Bu soruları soymayayım mı? Kendimize ne zaman dürüst olacağız? Bunları sormadan Erdoğan yerine bir başka lider başkan olursa zannediyor musunuz ki bu sorunlar kendiliğinden ortadan kaybolacak? Demokrasiye ve insan haklarına ulaşmak bu kadar kolay mı zannediyorsunuz? Tarihte olan sorunlarla hesaplaşmadan gelecek inşa etmek mümkün mü sizce? Yaşadığınız zulmü ve hukuksuzluğu başkalarının daha önce yaşamış olmasından ders almıyor musunuz? Sizin onlardan farkınız ne? Size zulmeden devletle onlara zulmeden devletin aynı devlet olması sizi ürkütmüyor mu? Bu gücü sınırlanmayan canavarın kimi hangi gün kapacağına kafa yormadan, yarın kurban kim olacak sorusuna ciddiyetle eğilmeden, bu devletin sadık vatandaşları olarak yeniden “haydi şansımızı bir deneyelim bakalım” kumarını oynamaya kararlı mısınız? Alternatif yok bahanesine sığınarak, kötü tercihler arasında bir seçim yapmaya razı mı oldunuz? Bundan dolayı olması gerekenleri konuşmamak size daha mı rasyonel geliyor? Bundan iyi olsun da, gerisi Allah kerim diye bakarak çocuklarınızı bir 20 veya 30 yıl sonrasındaki yeni zulümlere gönül rahatlığıyla teslim etmekte sakınca görmüyor musunuz? Bu zulüm makinesi devletin tamiri yerine, birkaç kozmetik düzenlemeyle her şey yoluna girecek zannedip, hata yapıyor olmayasınız!
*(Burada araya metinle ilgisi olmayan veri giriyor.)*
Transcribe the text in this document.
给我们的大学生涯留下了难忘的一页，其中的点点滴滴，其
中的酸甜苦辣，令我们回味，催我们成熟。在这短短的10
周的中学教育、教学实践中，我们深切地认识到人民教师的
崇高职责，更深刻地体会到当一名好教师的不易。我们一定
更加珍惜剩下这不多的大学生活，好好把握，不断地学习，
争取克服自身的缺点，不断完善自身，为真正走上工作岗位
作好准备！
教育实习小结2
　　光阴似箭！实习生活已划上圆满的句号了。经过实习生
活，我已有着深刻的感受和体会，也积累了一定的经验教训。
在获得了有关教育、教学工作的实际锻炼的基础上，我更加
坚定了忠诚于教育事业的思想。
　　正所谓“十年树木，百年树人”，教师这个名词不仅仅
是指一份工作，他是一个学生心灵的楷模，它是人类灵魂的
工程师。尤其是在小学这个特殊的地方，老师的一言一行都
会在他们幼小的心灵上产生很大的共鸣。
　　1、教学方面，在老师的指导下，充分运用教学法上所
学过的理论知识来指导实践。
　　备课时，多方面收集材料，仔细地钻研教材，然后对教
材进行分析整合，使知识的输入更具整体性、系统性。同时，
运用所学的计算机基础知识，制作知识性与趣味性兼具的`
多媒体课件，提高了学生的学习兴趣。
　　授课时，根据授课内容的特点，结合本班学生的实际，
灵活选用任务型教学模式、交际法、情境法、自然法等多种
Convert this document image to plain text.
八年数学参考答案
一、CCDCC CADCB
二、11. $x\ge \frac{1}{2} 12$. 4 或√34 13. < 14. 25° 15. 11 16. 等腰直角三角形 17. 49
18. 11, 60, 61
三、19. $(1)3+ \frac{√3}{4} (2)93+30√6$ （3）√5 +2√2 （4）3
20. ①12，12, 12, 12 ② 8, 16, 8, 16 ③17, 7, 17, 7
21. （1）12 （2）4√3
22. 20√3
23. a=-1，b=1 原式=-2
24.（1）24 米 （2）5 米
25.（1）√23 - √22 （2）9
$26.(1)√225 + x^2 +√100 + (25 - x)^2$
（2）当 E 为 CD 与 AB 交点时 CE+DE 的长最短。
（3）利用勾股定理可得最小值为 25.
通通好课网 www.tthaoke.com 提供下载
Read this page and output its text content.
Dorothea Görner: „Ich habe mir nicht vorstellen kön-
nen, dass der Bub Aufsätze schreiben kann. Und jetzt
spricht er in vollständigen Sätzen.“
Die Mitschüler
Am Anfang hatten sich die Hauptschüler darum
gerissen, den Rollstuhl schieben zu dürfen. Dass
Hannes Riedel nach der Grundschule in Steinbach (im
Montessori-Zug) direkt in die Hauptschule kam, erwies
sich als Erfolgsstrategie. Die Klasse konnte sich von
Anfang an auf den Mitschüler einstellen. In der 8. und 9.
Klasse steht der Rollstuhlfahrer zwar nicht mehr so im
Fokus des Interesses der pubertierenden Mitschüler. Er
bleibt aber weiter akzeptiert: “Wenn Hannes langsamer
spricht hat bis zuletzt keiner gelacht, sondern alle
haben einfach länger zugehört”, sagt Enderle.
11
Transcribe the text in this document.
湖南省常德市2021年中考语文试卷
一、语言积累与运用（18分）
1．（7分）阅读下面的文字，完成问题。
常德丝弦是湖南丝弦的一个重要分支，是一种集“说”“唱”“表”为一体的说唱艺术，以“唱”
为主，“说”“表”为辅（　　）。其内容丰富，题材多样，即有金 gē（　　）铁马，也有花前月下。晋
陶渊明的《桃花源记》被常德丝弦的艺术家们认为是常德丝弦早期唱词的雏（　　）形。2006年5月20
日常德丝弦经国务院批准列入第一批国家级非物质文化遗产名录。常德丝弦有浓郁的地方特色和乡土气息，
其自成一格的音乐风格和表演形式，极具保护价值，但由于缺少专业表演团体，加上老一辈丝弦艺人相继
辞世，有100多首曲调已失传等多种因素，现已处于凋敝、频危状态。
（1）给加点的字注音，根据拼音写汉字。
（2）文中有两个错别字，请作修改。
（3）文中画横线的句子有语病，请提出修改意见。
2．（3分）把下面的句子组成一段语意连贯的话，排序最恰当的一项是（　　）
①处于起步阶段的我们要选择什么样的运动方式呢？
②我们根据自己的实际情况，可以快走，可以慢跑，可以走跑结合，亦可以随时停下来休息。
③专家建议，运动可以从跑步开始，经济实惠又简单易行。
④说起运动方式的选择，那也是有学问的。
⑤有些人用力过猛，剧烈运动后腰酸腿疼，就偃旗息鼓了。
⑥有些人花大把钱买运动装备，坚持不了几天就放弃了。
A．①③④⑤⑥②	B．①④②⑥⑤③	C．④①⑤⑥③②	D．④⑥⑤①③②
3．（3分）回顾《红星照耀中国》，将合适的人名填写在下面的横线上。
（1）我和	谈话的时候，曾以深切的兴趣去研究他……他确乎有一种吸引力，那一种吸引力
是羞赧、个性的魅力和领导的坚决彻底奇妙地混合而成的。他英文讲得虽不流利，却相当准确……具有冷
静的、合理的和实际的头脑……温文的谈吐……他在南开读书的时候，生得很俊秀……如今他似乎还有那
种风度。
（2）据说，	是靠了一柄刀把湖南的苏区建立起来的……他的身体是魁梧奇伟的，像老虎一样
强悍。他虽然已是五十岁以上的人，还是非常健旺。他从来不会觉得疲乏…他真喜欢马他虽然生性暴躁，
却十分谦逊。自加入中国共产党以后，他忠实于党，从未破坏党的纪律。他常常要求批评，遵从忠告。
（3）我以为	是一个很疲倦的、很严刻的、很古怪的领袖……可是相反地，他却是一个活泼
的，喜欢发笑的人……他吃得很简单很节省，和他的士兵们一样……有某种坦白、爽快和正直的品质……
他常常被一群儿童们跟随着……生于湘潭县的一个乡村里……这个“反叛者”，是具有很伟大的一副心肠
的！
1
Siyaset bilimi devleti incelerken, hangi devlet tipinin insanların acı çekmesine yol açtığını, hangi devlet tipinin ise insanların özgürlüğüne ve güvenliğine olanak sağladığını ortaya koyuyor. Arabanız bozulduğunda araba tamircisine, elektrikle alakalı sorun yaşadığınızda elektrikçiye, karnınız ağrıdığında doktora gidiyorsunuz. Fakat konu devletiniz olunca nedense deneme yanılma yöntemleriyle zaman harcıyorsunuz. Oysa demokratik hukuk devletinin nasıl olması gerektiği gayet açık! Sorun şu ki sizler talepte bulunmadığınız ve bir baskı grubu oluşturmadığınız için, size ürün sunan siyasetçiler de daha önce mevcut olan sistemi kozmetik birkaç farkla size sunuyor, oyunuzu istiyor. Hiçbiri üzerlerinde bir dönüştürme ve yenileştirme baskısı hissetmiyor. Çünkü sizler kötüler arasında tercihe fitsiniz.
Şunu size söyleyeyim:
Türkiye’nin çok köklü değişimlere ve dönüşümlere ihtiyacı var. İlerici, yani özgürlük alanlarını genişletecek ve devletin yetkilerini sınırlandırarak kontrol altına alacak politik programlara gereksinim var. Anayasasına uyacak, yargısı bağımsız ve tarafsız, yolsuzluklardan arınmış, ademi merkeziyetçi, ırk ve etnisite esasına değil coğrafi aidiyet üzerine inşa edilmiş civic kimliğe atıfta bulunan bir devlet gerekiyor. Bunu size bugün hiçbir parti vaat etmiyor. Çünkü dediğim gibi siz bunu istemiyorsunuz.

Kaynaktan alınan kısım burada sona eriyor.